Ultrashort Carbon Nanotubes with Luminescent Color Centers are Bright NIR-II Nano-Emitters

TL;DR

This paper introduces ultrashort carbon nanotubes functionalized with luminescent color centers as highly bright, nanoscale NIR-II emitters suitable for deep tissue bioimaging, surpassing traditional visible emitters in brightness.

Contribution

It demonstrates that ultrashort carbon nanotubes with luminescent color centers are unexpectedly bright in NIR-II, with high quantum yields and applications in high-resolution deep tissue imaging.

Findings

Ultrashort carbon nanotubes exhibit brightness exceeding quantum dots in NIR-II.

Photoluminescence quantum yields can reach up to 20% for single nanotubes.
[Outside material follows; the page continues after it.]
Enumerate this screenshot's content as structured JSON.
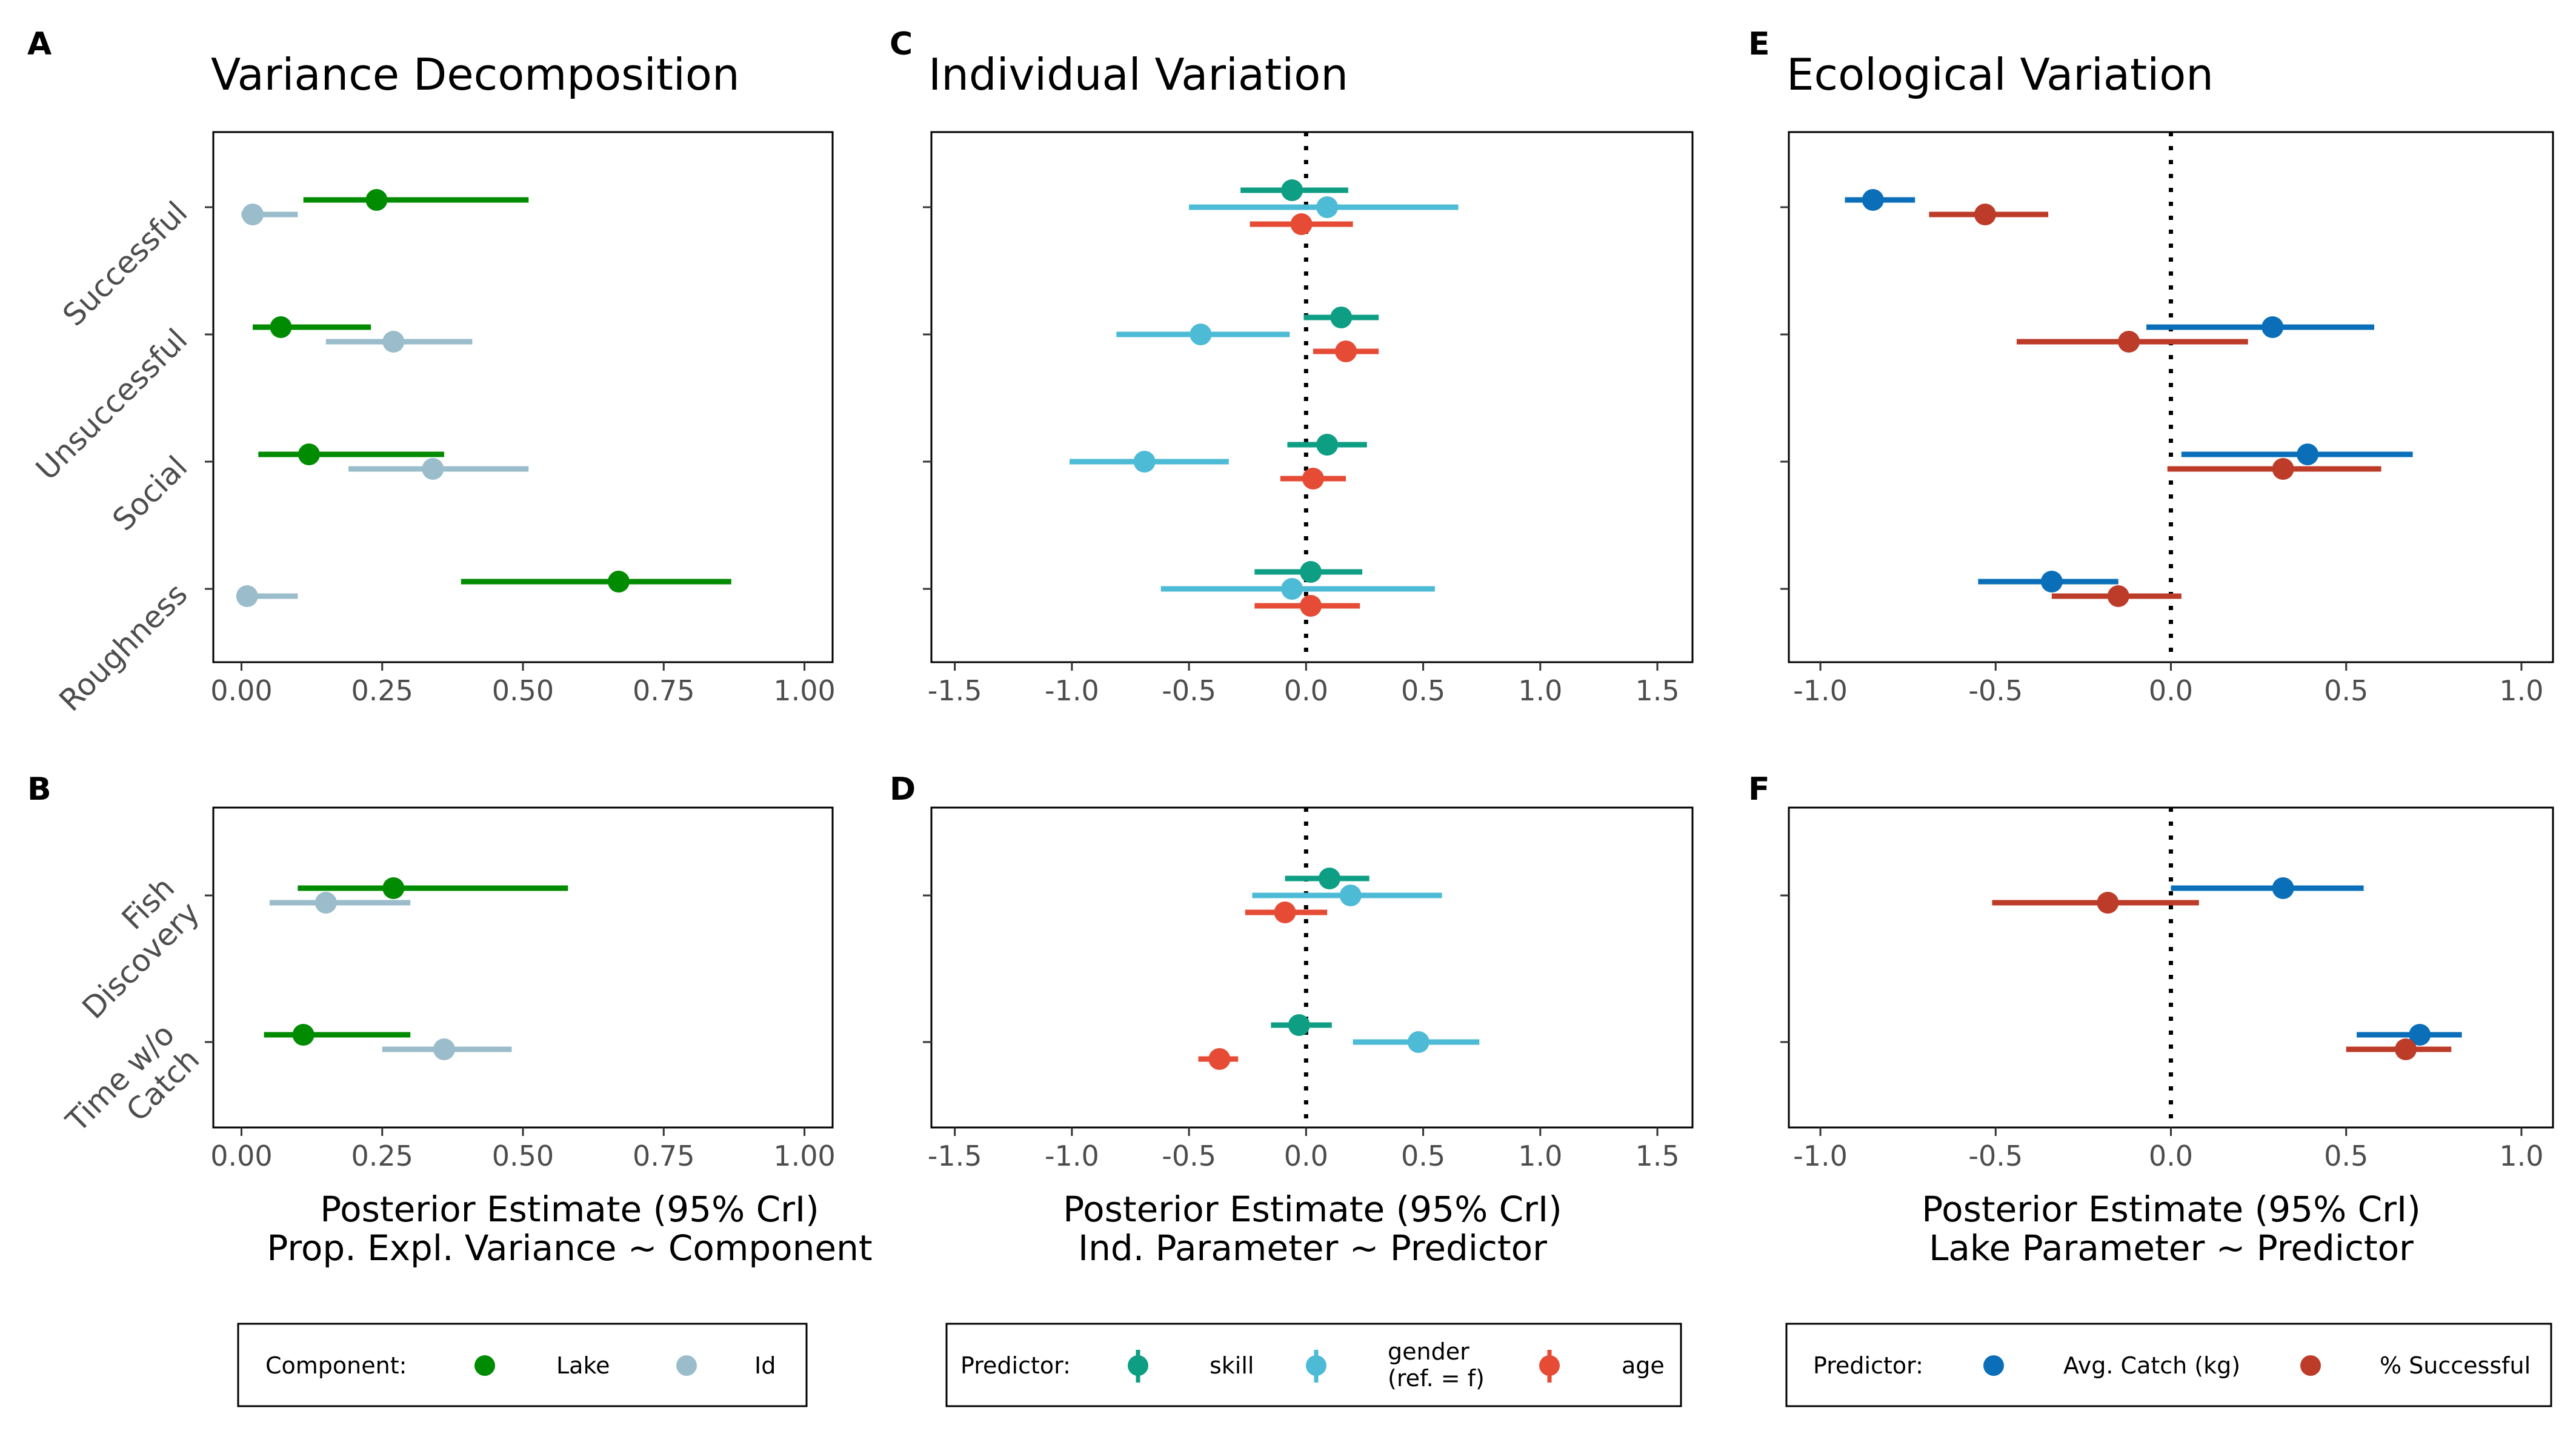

Nanoscale imaging in thick brain tissue achieved using these nanotubes.

Abstract

In the fields of bioimaging, photonics, and quantum science, it is equally crucial to combine high brightness with nanoscale size in short-wave infrared (SWIR) emitters. However, such nano-emitters are currently lacking. Here, we report that when functionalized with luminescent color centers, ultrashort carbon nanotubes with length much shorter than 100 nm, are surprisingly bright in the near-infrared second-biological window (NIR-II) of the SWIR domain. We discuss the origin of this exceptional brightness based on the uncontrollable presence of quenching defects in dispersed carbon nanotubes. We further investigate the nonlinear photoluminescence behavior of color centers functionalized carbon nanotubes in response to varying excitation conditions, spanning from ensemble measurements to single-nanotube experiments. We discuss how this behavior influences the determination of their photoluminescence quantum yields, which can reach values as high as 20% for ultrashort ones detected at the single nanotube level. Notably, the corresponding NIR-II brightness exceeds that of well-known visible emitters, including quantum dots. After rendering them biocompatible, we demonstrate point-spread function engineering and high-resolution, 3-dimensional single-particle tracking using these bright ultrashort carbon nanotubes allowing nanoscale imaging in the NIR-II window within thick brain tissue.